For those freshman who were too busy BROC-ing out to celebrate diversity, the following is an excerpt from NSO’s FACES Program.

When I first came to Stanford, I could tell I was different. Everyone around me had their sleek, off-chrome laptops, uniformly covered in stickers to express their individuality. And in my backpack, I had a large, brick-like behemoth of a computer.

But it wasn’t just the external differences that set us apart. We were different on the inside too. You soon realize that if you don’t already have UNIX underpinnings, you’re never going to get them. While everyone else passed each other files and programs, I had to download them from a server. When everyone else had Garageband, I had to use Windows Media Player. At the end of the day, they were Mac people, and I just wasn’t.

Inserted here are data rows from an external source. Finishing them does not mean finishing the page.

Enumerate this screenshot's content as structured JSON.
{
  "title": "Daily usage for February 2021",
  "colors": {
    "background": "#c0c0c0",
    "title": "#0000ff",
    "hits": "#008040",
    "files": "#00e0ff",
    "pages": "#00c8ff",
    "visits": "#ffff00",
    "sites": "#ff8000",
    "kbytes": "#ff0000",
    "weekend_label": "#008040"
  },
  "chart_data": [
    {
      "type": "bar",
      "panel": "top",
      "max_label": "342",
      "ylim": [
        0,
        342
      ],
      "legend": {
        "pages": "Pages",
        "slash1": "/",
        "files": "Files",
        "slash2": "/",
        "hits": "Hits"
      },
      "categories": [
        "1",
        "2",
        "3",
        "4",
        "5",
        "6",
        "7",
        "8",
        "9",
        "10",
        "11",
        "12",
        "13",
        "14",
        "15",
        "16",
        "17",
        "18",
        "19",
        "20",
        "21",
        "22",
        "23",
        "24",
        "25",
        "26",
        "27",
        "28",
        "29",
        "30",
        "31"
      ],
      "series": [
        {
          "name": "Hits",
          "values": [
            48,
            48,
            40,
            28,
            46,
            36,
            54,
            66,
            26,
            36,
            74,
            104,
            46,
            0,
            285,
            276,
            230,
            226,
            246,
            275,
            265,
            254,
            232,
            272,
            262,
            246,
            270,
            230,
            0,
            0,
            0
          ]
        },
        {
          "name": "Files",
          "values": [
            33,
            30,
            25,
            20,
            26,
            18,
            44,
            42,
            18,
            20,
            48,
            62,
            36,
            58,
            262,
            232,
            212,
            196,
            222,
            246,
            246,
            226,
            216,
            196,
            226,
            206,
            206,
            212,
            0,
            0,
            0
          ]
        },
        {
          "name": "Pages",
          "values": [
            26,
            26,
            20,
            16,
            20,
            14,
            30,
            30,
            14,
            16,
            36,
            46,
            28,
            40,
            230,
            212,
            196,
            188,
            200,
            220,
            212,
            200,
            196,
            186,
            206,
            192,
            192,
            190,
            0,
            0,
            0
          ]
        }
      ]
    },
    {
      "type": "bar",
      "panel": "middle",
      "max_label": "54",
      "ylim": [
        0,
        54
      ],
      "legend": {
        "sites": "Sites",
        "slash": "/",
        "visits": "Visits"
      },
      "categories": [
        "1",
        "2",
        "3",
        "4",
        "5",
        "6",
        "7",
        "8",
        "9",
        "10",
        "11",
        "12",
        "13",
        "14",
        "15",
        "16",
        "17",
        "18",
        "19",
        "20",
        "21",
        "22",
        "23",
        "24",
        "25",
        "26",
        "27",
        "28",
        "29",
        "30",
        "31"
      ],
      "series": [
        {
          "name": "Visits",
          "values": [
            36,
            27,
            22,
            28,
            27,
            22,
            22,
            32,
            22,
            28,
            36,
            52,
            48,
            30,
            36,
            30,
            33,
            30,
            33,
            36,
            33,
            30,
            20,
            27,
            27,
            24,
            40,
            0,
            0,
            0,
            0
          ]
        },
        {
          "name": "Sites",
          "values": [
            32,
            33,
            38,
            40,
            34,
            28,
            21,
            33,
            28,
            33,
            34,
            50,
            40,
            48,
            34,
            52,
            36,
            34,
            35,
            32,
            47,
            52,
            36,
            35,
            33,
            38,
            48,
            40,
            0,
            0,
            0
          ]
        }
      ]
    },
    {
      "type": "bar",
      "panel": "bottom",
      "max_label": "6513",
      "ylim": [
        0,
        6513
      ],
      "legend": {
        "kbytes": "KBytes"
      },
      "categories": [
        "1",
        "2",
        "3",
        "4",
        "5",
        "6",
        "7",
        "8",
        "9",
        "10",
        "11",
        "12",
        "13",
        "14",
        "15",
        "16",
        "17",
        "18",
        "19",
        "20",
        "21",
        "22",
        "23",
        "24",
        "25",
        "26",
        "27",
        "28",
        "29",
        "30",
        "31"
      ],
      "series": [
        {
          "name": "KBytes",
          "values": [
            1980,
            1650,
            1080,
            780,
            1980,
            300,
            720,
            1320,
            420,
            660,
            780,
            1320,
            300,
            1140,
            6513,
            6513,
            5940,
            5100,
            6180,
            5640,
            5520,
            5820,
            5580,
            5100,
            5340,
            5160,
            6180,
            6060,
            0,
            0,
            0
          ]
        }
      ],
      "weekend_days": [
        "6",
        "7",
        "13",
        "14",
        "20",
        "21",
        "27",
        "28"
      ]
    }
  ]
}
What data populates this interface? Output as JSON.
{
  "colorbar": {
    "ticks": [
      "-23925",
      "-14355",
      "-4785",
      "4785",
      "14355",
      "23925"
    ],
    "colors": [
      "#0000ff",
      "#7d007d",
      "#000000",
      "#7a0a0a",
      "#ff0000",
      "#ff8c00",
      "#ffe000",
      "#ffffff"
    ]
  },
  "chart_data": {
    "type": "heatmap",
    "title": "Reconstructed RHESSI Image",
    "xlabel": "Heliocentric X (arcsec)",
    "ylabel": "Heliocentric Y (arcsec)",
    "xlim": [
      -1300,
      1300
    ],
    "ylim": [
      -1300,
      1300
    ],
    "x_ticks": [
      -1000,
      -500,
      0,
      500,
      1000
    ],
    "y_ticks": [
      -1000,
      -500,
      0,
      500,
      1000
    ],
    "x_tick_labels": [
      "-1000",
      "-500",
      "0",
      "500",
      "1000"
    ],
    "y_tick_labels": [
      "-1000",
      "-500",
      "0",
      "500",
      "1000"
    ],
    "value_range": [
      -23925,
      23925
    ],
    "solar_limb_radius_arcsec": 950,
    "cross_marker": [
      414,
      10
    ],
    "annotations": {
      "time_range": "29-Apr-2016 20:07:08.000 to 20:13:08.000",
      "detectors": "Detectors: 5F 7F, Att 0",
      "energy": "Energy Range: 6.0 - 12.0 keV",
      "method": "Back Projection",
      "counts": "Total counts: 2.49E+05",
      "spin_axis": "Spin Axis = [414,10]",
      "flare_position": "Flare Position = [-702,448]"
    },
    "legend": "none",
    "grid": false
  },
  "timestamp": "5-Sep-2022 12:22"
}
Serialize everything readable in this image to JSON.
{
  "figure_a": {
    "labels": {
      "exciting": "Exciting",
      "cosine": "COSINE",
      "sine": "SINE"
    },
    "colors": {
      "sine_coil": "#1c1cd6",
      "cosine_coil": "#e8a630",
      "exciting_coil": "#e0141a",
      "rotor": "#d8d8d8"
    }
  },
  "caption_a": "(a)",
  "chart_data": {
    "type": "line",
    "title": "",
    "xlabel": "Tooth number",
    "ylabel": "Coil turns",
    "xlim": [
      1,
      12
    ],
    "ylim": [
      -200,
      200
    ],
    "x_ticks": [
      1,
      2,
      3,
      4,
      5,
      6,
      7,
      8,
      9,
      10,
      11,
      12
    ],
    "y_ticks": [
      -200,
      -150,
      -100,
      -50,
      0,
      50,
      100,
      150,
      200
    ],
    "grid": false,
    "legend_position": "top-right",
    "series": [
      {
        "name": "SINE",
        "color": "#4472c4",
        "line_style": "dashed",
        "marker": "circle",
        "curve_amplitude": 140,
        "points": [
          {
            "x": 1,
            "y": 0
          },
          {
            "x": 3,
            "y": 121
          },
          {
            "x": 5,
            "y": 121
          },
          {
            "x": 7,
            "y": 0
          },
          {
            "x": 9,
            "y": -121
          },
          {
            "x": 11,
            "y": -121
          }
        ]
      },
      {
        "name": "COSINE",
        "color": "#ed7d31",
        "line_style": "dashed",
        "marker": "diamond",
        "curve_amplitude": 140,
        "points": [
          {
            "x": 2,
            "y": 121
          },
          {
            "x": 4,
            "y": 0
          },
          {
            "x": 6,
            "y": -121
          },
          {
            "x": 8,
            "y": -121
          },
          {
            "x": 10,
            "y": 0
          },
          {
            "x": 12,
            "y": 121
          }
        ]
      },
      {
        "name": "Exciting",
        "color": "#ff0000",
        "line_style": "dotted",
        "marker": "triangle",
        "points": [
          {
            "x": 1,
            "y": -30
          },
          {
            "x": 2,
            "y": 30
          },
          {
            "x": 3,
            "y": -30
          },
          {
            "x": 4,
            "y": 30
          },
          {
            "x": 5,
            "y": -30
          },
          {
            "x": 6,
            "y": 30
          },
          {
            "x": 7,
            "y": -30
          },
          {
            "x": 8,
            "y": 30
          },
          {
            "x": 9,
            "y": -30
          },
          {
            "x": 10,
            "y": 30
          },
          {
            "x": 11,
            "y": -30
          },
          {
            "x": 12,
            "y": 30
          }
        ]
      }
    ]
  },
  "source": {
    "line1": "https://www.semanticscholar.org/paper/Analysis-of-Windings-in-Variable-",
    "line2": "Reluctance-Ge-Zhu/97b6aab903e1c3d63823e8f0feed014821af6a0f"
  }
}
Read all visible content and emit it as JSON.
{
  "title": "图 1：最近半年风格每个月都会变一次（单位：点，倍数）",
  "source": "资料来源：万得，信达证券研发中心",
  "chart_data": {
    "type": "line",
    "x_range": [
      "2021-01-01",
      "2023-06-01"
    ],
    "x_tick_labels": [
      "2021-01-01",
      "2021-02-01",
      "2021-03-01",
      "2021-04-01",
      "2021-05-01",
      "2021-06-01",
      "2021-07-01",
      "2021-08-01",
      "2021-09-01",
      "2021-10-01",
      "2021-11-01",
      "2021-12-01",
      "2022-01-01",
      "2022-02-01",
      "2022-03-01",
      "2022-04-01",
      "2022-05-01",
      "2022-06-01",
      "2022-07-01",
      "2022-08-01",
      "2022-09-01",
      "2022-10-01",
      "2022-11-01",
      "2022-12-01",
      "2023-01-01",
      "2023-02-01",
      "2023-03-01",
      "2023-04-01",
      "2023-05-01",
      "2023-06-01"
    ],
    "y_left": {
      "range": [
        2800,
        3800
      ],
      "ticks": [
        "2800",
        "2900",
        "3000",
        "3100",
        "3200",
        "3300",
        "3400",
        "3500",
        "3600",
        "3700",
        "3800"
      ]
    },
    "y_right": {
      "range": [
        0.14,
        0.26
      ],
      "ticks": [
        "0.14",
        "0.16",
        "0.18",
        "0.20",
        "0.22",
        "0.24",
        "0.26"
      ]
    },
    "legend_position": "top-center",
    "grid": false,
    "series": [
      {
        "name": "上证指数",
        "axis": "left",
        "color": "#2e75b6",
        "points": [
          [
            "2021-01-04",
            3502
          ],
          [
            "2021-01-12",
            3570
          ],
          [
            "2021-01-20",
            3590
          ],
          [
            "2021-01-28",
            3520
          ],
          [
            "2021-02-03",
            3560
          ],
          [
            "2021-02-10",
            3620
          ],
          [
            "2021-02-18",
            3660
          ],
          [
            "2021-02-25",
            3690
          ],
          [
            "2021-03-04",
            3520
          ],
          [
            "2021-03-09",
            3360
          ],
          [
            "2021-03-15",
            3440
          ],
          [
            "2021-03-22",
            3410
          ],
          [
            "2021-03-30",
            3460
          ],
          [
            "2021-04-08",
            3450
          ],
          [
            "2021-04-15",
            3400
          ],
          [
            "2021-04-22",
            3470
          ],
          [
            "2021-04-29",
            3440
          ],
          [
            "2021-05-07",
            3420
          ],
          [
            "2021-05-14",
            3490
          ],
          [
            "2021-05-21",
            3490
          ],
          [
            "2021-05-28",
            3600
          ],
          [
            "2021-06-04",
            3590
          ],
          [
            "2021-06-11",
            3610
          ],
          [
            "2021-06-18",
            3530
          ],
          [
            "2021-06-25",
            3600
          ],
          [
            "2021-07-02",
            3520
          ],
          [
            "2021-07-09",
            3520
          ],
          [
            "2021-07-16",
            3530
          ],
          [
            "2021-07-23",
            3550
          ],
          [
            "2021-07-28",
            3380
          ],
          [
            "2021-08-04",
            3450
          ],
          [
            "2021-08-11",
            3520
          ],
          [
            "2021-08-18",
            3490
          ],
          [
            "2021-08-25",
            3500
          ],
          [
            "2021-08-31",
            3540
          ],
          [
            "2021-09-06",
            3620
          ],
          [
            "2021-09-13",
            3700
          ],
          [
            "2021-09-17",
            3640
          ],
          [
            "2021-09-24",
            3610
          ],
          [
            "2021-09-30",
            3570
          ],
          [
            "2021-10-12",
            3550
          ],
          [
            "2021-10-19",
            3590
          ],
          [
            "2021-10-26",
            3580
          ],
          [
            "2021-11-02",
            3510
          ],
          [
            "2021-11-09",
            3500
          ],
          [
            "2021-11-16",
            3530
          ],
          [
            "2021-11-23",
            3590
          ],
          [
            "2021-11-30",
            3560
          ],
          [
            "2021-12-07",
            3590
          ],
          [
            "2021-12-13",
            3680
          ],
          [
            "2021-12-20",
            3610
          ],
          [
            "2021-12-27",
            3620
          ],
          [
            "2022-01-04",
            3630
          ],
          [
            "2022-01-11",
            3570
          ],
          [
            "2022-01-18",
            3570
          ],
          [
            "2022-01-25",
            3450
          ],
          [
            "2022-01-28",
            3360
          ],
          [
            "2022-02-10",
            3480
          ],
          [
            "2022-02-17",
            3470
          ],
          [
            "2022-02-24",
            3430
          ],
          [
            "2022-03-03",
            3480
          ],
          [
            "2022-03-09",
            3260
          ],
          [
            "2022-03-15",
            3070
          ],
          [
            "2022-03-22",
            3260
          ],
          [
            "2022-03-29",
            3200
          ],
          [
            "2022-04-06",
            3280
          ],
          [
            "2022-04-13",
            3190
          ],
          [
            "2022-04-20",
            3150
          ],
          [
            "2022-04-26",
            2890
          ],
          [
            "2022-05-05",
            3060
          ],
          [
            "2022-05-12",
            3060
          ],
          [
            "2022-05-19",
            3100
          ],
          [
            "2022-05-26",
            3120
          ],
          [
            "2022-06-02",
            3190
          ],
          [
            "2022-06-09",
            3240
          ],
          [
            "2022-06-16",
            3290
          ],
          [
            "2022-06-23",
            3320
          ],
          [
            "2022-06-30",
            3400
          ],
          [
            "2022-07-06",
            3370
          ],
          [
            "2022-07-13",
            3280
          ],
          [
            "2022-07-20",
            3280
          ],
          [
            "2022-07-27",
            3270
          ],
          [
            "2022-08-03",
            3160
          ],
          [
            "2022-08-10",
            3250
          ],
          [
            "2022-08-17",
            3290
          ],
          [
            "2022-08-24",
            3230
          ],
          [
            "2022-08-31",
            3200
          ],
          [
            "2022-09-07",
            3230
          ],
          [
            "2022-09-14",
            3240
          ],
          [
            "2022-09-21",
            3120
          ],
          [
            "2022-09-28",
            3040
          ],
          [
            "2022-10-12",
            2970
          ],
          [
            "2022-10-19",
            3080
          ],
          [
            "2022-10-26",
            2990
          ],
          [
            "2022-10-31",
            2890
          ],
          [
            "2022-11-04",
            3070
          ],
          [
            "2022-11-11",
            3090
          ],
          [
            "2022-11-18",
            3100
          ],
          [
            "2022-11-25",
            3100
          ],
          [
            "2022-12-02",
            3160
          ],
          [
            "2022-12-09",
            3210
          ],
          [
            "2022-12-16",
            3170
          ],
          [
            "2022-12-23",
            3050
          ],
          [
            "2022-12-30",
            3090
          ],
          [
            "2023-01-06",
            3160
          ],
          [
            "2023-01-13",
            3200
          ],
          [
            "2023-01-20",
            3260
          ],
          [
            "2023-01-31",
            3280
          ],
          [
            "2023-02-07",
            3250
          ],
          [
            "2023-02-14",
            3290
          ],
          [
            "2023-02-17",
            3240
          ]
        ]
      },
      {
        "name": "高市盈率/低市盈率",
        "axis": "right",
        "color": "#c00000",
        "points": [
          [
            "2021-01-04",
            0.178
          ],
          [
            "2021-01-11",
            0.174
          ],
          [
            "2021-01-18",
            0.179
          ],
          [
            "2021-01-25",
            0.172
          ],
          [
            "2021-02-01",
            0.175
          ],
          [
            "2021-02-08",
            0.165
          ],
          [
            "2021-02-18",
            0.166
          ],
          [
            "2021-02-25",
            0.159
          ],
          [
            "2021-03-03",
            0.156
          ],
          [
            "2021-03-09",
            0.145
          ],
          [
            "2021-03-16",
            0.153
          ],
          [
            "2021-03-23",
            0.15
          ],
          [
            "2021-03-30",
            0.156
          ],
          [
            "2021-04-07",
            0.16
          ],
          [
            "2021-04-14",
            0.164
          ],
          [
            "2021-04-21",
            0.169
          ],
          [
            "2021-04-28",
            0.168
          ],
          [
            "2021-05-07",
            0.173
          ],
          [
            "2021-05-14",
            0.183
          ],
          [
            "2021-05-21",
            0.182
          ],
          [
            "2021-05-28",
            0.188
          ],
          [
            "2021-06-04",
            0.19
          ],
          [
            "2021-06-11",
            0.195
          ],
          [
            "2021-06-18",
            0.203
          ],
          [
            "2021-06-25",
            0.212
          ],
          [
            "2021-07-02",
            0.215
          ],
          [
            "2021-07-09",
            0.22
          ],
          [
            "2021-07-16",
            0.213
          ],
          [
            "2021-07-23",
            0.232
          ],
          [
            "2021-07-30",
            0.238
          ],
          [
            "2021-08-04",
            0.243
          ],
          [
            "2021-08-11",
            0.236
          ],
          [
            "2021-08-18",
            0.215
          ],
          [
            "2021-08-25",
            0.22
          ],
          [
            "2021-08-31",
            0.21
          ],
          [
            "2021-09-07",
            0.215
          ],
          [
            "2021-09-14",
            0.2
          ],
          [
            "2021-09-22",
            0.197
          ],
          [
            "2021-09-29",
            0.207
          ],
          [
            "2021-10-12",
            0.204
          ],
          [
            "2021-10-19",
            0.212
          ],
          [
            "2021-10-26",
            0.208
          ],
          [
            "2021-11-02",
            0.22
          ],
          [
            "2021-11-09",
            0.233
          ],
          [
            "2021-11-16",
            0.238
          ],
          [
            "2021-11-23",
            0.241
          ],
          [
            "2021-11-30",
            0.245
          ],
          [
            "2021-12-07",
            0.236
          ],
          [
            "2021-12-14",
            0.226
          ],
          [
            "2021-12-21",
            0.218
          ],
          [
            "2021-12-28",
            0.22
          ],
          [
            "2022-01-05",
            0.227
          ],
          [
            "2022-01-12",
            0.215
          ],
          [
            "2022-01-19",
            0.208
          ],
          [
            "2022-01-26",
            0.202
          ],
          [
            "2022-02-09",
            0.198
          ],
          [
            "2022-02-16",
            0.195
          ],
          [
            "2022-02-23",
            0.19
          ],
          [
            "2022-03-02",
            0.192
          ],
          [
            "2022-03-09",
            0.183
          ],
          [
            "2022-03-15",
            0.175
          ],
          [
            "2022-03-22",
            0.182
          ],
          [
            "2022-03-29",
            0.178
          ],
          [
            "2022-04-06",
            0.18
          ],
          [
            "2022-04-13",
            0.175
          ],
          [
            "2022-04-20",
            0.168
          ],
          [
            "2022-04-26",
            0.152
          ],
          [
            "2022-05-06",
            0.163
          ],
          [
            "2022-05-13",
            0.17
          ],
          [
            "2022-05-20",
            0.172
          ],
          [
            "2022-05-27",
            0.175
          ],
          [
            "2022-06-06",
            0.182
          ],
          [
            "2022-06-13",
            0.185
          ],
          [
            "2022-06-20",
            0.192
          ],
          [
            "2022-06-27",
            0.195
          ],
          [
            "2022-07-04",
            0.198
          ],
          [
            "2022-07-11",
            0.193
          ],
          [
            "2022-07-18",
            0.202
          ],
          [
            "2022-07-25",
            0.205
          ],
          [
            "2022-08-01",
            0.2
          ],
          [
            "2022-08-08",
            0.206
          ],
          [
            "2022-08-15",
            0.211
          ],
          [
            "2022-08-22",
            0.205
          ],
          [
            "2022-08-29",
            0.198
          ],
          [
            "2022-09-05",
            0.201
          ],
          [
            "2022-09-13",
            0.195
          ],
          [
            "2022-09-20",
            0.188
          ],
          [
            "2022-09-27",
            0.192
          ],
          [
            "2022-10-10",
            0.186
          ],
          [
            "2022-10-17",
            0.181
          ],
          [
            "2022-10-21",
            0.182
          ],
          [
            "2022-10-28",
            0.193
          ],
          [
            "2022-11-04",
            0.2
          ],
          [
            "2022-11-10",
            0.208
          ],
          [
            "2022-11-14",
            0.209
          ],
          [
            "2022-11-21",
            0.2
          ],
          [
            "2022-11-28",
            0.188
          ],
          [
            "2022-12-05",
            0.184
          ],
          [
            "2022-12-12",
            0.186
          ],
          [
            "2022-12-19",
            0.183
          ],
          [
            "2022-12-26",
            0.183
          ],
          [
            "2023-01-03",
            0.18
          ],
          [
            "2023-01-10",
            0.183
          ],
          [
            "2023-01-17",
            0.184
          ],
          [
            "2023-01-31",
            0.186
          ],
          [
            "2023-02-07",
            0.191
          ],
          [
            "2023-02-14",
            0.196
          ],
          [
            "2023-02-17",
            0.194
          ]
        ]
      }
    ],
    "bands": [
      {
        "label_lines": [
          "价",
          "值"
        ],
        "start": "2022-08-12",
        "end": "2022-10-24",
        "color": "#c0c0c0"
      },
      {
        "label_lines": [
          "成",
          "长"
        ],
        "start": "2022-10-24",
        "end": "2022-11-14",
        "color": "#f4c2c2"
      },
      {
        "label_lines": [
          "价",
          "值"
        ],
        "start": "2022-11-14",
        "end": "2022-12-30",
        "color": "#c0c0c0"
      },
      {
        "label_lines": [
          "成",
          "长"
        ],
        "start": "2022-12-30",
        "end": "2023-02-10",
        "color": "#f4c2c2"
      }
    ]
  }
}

At first I just thought it was unfair. I didn’t choose to buy a Lenovo. My parents gave it to me this way as a graduation present. We had been a PC family for as long as I could remember, and no one judged us for it back home in Seattle, where you could go days without seeing a Mac person.

Then I started to hate myself for it. My classmates were right: my computer was ugly and not user-friendly. I stopped backing up my hard-drive, I started downloading from sketchier and sketchier websites. I was out of control. And then I realized something. I was not a Mac person. Nothing could change that. But I had a voice, a voice that traced its legacy all the way back to Microsoft SAM. I am a PC person, and no one can take that from me.

Though actually, if someone steals my laptop I can probably convince my parents to get me a Macbook Pro, so if someone takes it from me, I really wouldn’t even be that mad.